Il arrive encore que l’on entende, en décembre, ce vieux proverbe populaire qui dit qu’à compter de la Sainte-Luce, les jours croissent du saut d’une puce. Proverbe un tantinet naïf, qui voudrait annoncer la fin des journées courtes et le retour de la belle saison, mais que les scientifiques dénigrent facilement. Ces derniers en effet nous ont prouvé par A plus B que les jours ne commencent véritablement à rallonger qu’à compter du solstice d’hiver, c’est-à-dire à partir du 21 décembre. Mais si l’on se souvient que, lors du passage du calendrier julien au calendrier grégorien, on a choisi d’avancer nos horloges d’une dizaine de jours, on comprend que le dicton peut avoir fait sens, au Moyen-âge tout du moins. Avant que le Duc de Lorraine ne se décidât à faire appliquer cette réforme en passant directement, en 1582, du 10 au 20 décembre, la Sainte-Lucie avait forcément lieu aux alentours du solstice. Donc à une époque où les jours, effectivement, commençaient à croître du saut d’une puce.
Mais à ces considérations cartésiennes, il faut ajouter un autre élément, susceptible d’expliquer le lien, très symbolique, qui existe entre Sainte Luce, plus communément appelée « Lucie » d’ailleurs, et le retour de la lumière. Les latinistes le savent. Le prénom Lucie vient du mot lux qui, dans la langue de César, signifie « lumière ». Lucie serait donc la « lumineuse », la « clairvoyante », voire « celle qui porte la lumière ». Voilà qui devient intéressant. Sainte Lucie, par son nom, serait déjà tout un symbole. Sa fête, placée au moment où les jours sont censés rallonger, est donc une sorte de repère dans l’année. Un moment symbolique qui se doit par ailleurs d’être mis en relation avec la vie de cette sainte. Martyrisée en Sicile au début du IVème siècle, Lucie aurait eu les yeux crevés. Ce qui fera d’elle la patronne des ophtalmologistes et autres professions en rapport avec les yeux.

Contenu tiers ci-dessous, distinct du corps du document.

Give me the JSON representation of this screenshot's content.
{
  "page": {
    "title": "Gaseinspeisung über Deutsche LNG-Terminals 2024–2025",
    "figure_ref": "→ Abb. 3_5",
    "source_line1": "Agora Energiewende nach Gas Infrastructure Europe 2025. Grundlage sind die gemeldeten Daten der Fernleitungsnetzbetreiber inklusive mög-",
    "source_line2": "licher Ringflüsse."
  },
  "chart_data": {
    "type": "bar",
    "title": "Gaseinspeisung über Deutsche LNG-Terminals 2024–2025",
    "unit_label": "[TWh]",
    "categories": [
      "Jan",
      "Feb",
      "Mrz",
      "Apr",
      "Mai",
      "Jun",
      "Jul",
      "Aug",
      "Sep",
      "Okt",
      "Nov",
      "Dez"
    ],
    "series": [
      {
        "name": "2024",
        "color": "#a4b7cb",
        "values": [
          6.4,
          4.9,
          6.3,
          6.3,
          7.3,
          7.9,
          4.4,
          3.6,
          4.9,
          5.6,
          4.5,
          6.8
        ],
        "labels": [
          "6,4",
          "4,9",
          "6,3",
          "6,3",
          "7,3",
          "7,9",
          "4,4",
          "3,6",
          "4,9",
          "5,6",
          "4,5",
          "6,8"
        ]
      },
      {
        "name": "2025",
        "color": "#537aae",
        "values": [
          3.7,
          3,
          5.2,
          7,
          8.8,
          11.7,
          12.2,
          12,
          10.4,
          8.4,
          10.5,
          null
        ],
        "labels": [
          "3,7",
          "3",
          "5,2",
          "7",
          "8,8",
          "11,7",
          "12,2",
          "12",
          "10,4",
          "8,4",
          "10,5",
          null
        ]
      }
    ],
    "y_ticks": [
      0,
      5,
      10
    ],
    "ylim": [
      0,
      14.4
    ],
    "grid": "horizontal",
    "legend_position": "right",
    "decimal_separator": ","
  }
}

De Sicile, son culte s’est progressivement étendu à l’ensemble de l’Europe. La Lorraine, évidemment, n’y a pas échappé. Au début du XIème siècle, les reliques de la vierge martyre auraient été transférées à l’abbaye de Saint-Vincent à Metz, ainsi qu’à la cure de Vallières, toute proche. Ce transfert qui, d’après le chroniqueur Sigebert de Gembloux, serait dû à l’évêque de Metz Thierry, donna naissance à un pèlerinage particulièrement vivace. L’historien messin Pierre-Edouard Wagner estime que les reliques de Sainte Lucie conservées à Metz attiraient des fidèles venus de toute l’ancienne Lotharingie. Autant de fidèles donc qui, comme les papillons de nuit, recherchaient la lumière et le pardon de leurs fautes.
A noter enfin que depuis la désacralisation de la basilique Saint-Vincent, les reliques de Sainte Lucie ont été transférées en l’abbaye Saint-Clément à Metz.